Meeting with the early intervention team

Carolyn and I felt a little unmoored after we left HSC. We went from being around doctors and nurses all day to managing Max on our own. Looking back, I see that I always thought about "the NICU team" or "the HSC team". Going from a team sport to an individual event was a little daunting. After meeting with our pediatrician yesterday and the visit by the county early intervention staff today, we're starting to see the new team assemble.

When thinking about where to live, we never considered the county's support services to families of infants with special needs. Arlington seems to have a pretty good program although, unlike similar programs in Maryland or DC, the services aren't guaranteed to be free of charge. There's an interesting research paper here, given that the overwhelming majority of families who need these services don't choose their location based on the price or quality of the services.
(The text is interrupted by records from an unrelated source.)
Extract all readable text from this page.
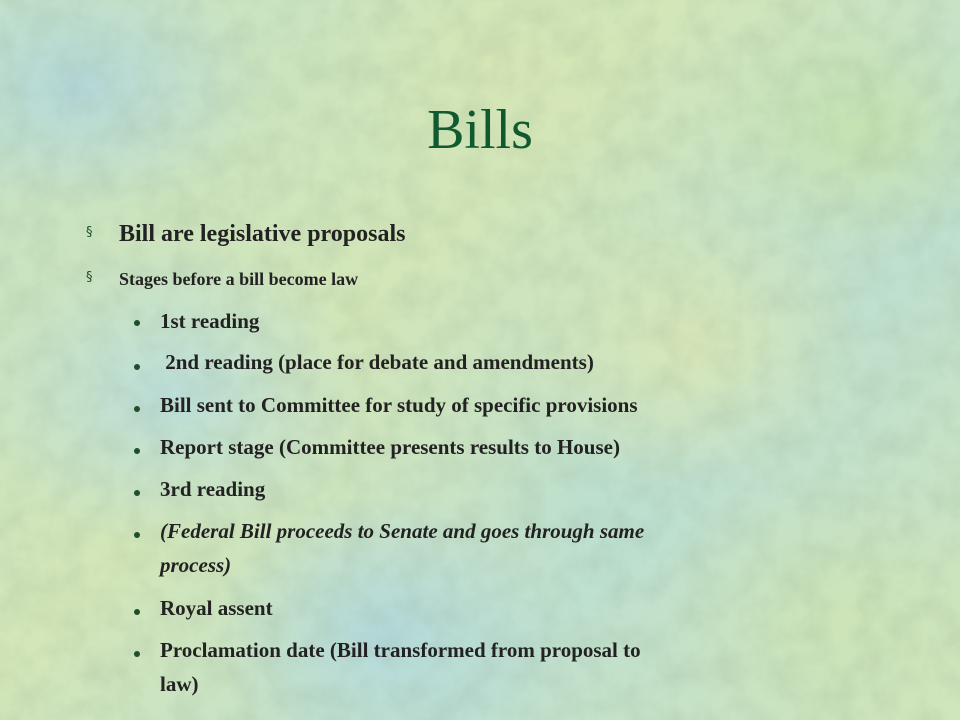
Bills
§ Bill are legislative proposals
§ Stages before a bill become law
1st reading
2nd reading (place for debate and amendments)
Bill sent to Committee for study of specific provisions
Report stage (Committee presents results to House)
3rd reading
(Federal Bill proceeds to Senate and goes through same
process)
Royal assent
Proclamation date (Bill transformed from proposal to
law)
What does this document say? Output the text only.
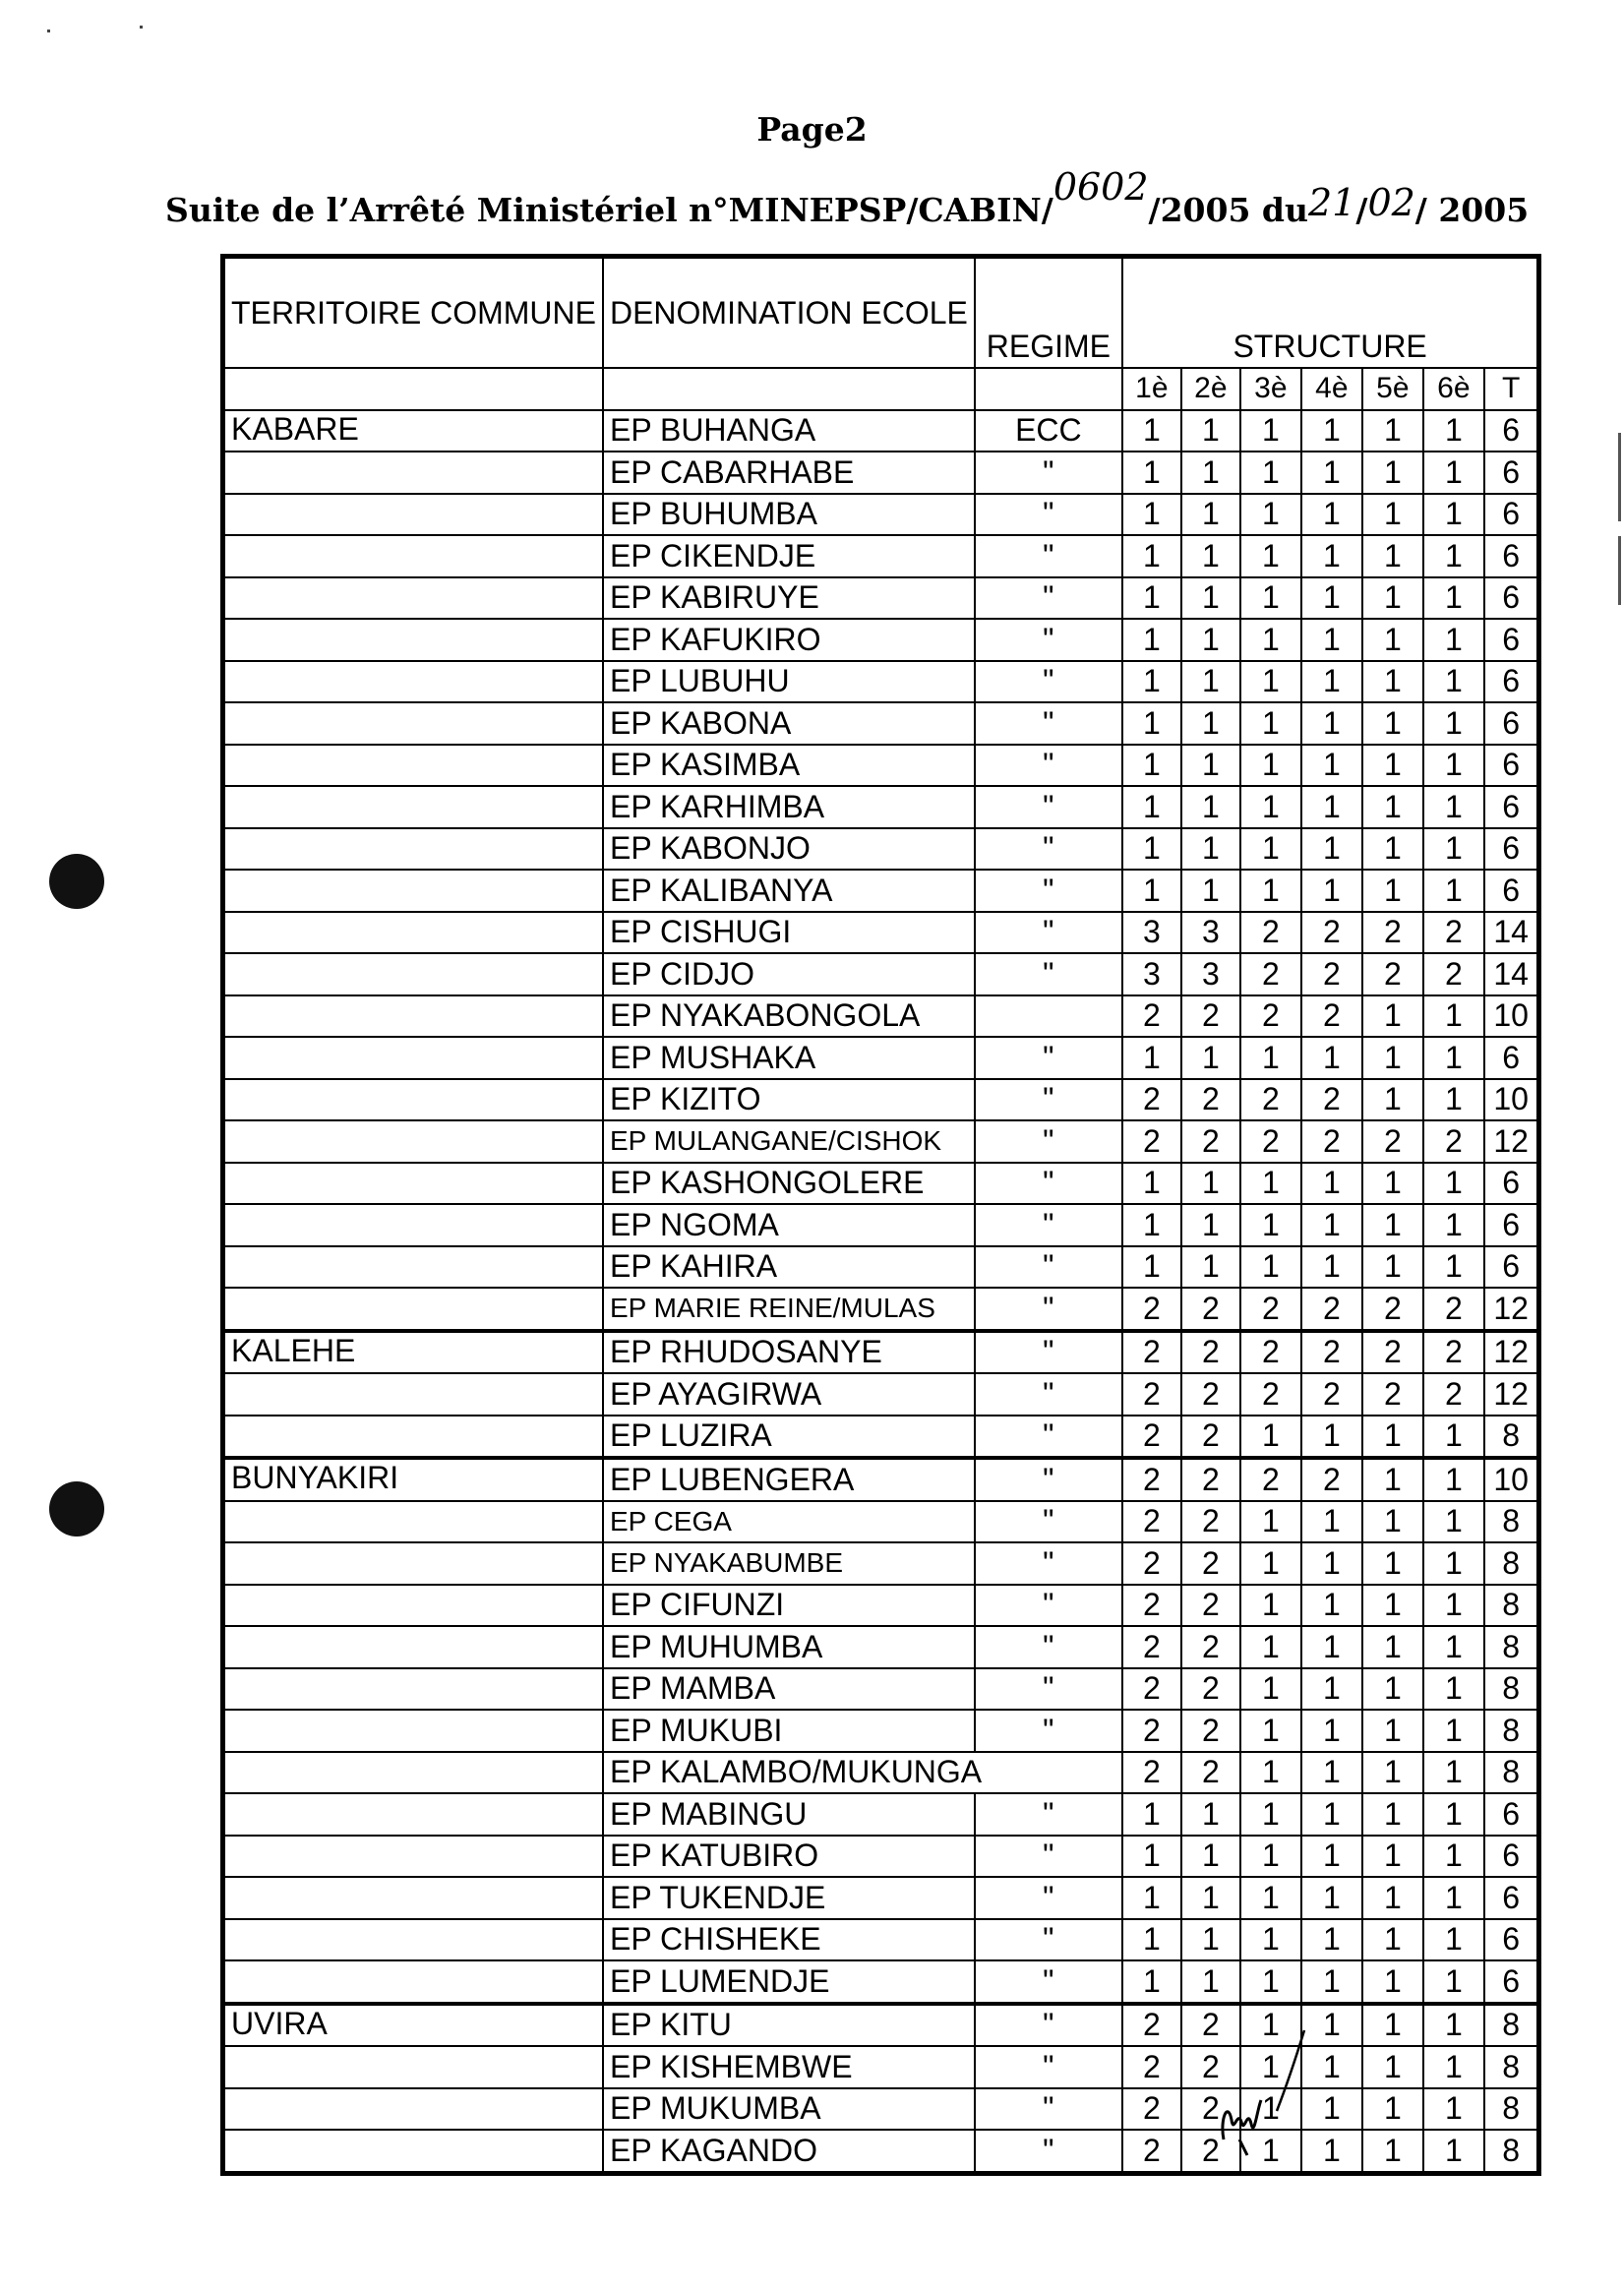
Page2
Suite de l’Arrêté Ministériel n°MINEPSP/CABIN/0602/2005 du21/02/ 2005
TERRITOIRE COMMUNE	DENOMINATION ECOLE	REGIME	STRUCTURE						
			1è	2è	3è	4è	5è	6è	T
KABARE	EP BUHANGA	ECC	1	1	1	1	1	1	6
	EP CABARHABE	"	1	1	1	1	1	1	6
	EP BUHUMBA	"	1	1	1	1	1	1	6
	EP CIKENDJE	"	1	1	1	1	1	1	6
	EP KABIRUYE	"	1	1	1	1	1	1	6
	EP KAFUKIRO	"	1	1	1	1	1	1	6
	EP LUBUHU	"	1	1	1	1	1	1	6
	EP KABONA	"	1	1	1	1	1	1	6
	EP KASIMBA	"	1	1	1	1	1	1	6
	EP KARHIMBA	"	1	1	1	1	1	1	6
	EP KABONJO	"	1	1	1	1	1	1	6
	EP KALIBANYA	"	1	1	1	1	1	1	6
	EP CISHUGI	"	3	3	2	2	2	2	14
	EP CIDJO	"	3	3	2	2	2	2	14
	EP NYAKABONGOLA		2	2	2	2	1	1	10
	EP MUSHAKA	"	1	1	1	1	1	1	6
	EP KIZITO	"	2	2	2	2	1	1	10
	EP MULANGANE/CISHOK	"	2	2	2	2	2	2	12
	EP KASHONGOLERE	"	1	1	1	1	1	1	6
	EP NGOMA	"	1	1	1	1	1	1	6
	EP KAHIRA	"	1	1	1	1	1	1	6
	EP MARIE REINE/MULAS	"	2	2	2	2	2	2	12
KALEHE	EP RHUDOSANYE	"	2	2	2	2	2	2	12
	EP AYAGIRWA	"	2	2	2	2	2	2	12
	EP LUZIRA	"	2	2	1	1	1	1	8
BUNYAKIRI	EP LUBENGERA	"	2	2	2	2	1	1	10
	EP CEGA	"	2	2	1	1	1	1	8
	EP NYAKABUMBE	"	2	2	1	1	1	1	8
	EP CIFUNZI	"	2	2	1	1	1	1	8
	EP MUHUMBA	"	2	2	1	1	1	1	8
	EP MAMBA	"	2	2	1	1	1	1	8
	EP MUKUBI	"	2	2	1	1	1	1	8
	EP KALAMBO/MUKUNGA		2	2	1	1	1	1	8
	EP MABINGU	"	1	1	1	1	1	1	6
	EP KATUBIRO	"	1	1	1	1	1	1	6
	EP TUKENDJE	"	1	1	1	1	1	1	6
	EP CHISHEKE	"	1	1	1	1	1	1	6
	EP LUMENDJE	"	1	1	1	1	1	1	6
UVIRA	EP KITU	"	2	2	1	1	1	1	8
	EP KISHEMBWE	"	2	2	1	1	1	1	8
	EP MUKUMBA	"	2	2	1	1	1	1	8
	EP KAGANDO	"	2	2	1	1	1	1	8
The county sent a specialist case manager and an occupational therapist from a third-party service provider. Max put on a major charm offensive for them. The occupation therapist, J., told us that, based on reading Max's chart, she expected a kid with many more problems and a grimmer outlook than Max presents in the flesh. I asked J. what the major pitfalls are for us down the road. Interestingly she skipped right over medical mistakes, infections and so on and identified "parental stress" and "aversion conditioning" as the two biggest threats. The first I can understand. The second is more interesting. Both children and parents can begin to associate feeding, therapy, and any changes to their routine as painful. Children can develop oral aversions as well as aversions to physical exertion more generally. Parents can be overcome with inertia and reluctant to try new things.

J., like lots of other medical professionals we've worked with, focused on lots of positive signs she sees in Max. However, she was also quite blunt and forthright about Max's problems and didn't hide behind jargon to camouflage bad news. In effect, she told us that we've bought a house in the nicest neighborhood in Philadelphia. I've always liked Philadelphia.